We mouthed the words, and urged the Afghans to believe in them, but with withdrawal of our troops as the competing goal and the CIA running the show, we never really believed the words we spoke.
In the end, we simply abandoned the Afghans who believed in our words and in democracy and human rights, including the rights of women.
The eloquent words we need to find must also inspire our soldiers and our people.
Cohen is absolutely right when says that “a rules-based international order” is language which does not inspire. In fact the term is from an Australian political scientist and was first used by an international leader in 2008.
The real term is “international law”, a term which has been understood clearly for over 400 years, since the writings of Hugo Grotius, the Thirty Years’ War (1618-1648), and the Peace of Westphalia in 1648. It is high time to return to its use.
The term “law” has a clear meaning which is widely understood, and which is infused with moral values, as we quickly grasp when we speak of “the rule of law”.
International law is not just a term but a living and vibrant institution, a set of precisely defined norms which is studied by students, diplomats, and scholars, and used daily by diplomats and other officials in every country in the world. They study and use “international law”, not “a rules-based international order”.
“International law” is also a term which is infused with morality, and the values of reason and consensus upon which it like all law is based.
So let us simply speak of international law and forget the clumsy term invented by political scientists of a “rules-based international order”.,
The term does not lend itself to translation. In German, for example, it is often translated as “eine Regel-basierte international Ordnung”, which has no well-defined meaning either in history or the present.
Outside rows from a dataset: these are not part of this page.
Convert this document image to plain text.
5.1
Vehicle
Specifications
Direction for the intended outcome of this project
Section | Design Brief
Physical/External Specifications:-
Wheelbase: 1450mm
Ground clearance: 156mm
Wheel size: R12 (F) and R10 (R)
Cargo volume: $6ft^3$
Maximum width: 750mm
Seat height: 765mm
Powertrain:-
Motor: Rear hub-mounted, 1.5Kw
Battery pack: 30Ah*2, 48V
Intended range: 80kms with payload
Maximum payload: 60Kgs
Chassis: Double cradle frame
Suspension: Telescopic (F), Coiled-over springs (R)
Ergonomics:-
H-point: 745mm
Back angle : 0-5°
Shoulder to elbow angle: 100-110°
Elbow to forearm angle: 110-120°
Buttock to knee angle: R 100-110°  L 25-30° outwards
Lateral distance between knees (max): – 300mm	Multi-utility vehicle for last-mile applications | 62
The correct term is Völkerrecht, which is universally understood as public international law
What could “a rule-based international order” possibly mean other than an international order based on law, on international law, or in other words an international legal order?
That is precisely what we have now with the U.N. Charter and international law, which all civilized countries are now called upon to defend against the barbarism of Vladimir Putin and his depraved Russian army of war criminals.
Albert Camus, a famous French writer and philosopher and leader in the French Resistance during World War II, once wrote that values are created not from philosophical deductions, but rather from the experience of their violation.
For example, the value of the sanctity of the human body, of the human person, is revealed by its violation through rape or torture.
The values of our civilization, our thousands-year old civilization, are now defined once again by their brutal violation by Russian barbarians.
Rapes, torture, and summary executions shock our conscience and the conscience of humanity. Bombing civilian targets like schools, nursery schools, playgrounds, and hospitals shocks our conscience and violates our sense of humanity. Bombing residential areas where there are no military targets shocks our conscience, and makes us feel revulsion. These actions are already war crimes.
Destroying electrical infrastructure so that millions of civilians will freeze, or bombing water production and heating facilities so that millions will freeze from a lack of heating, or will be forced to flee in order to survive, as in Mariupol, are actions which defy all law, and indeed are war crimes.
They show us the face of the barbarian, the hun, whose depraved nihilism is the antithesis of law and civilization.
Let us find, or rediscover, the eloquent words that express these values and the horrors of their violation.
As Cohen urges, let us embrace the values we hold and stand fast in defending them, with words that inspire, with the weapons the Ukrainians need, and even–potentially, should it become necessary–with our own military forces.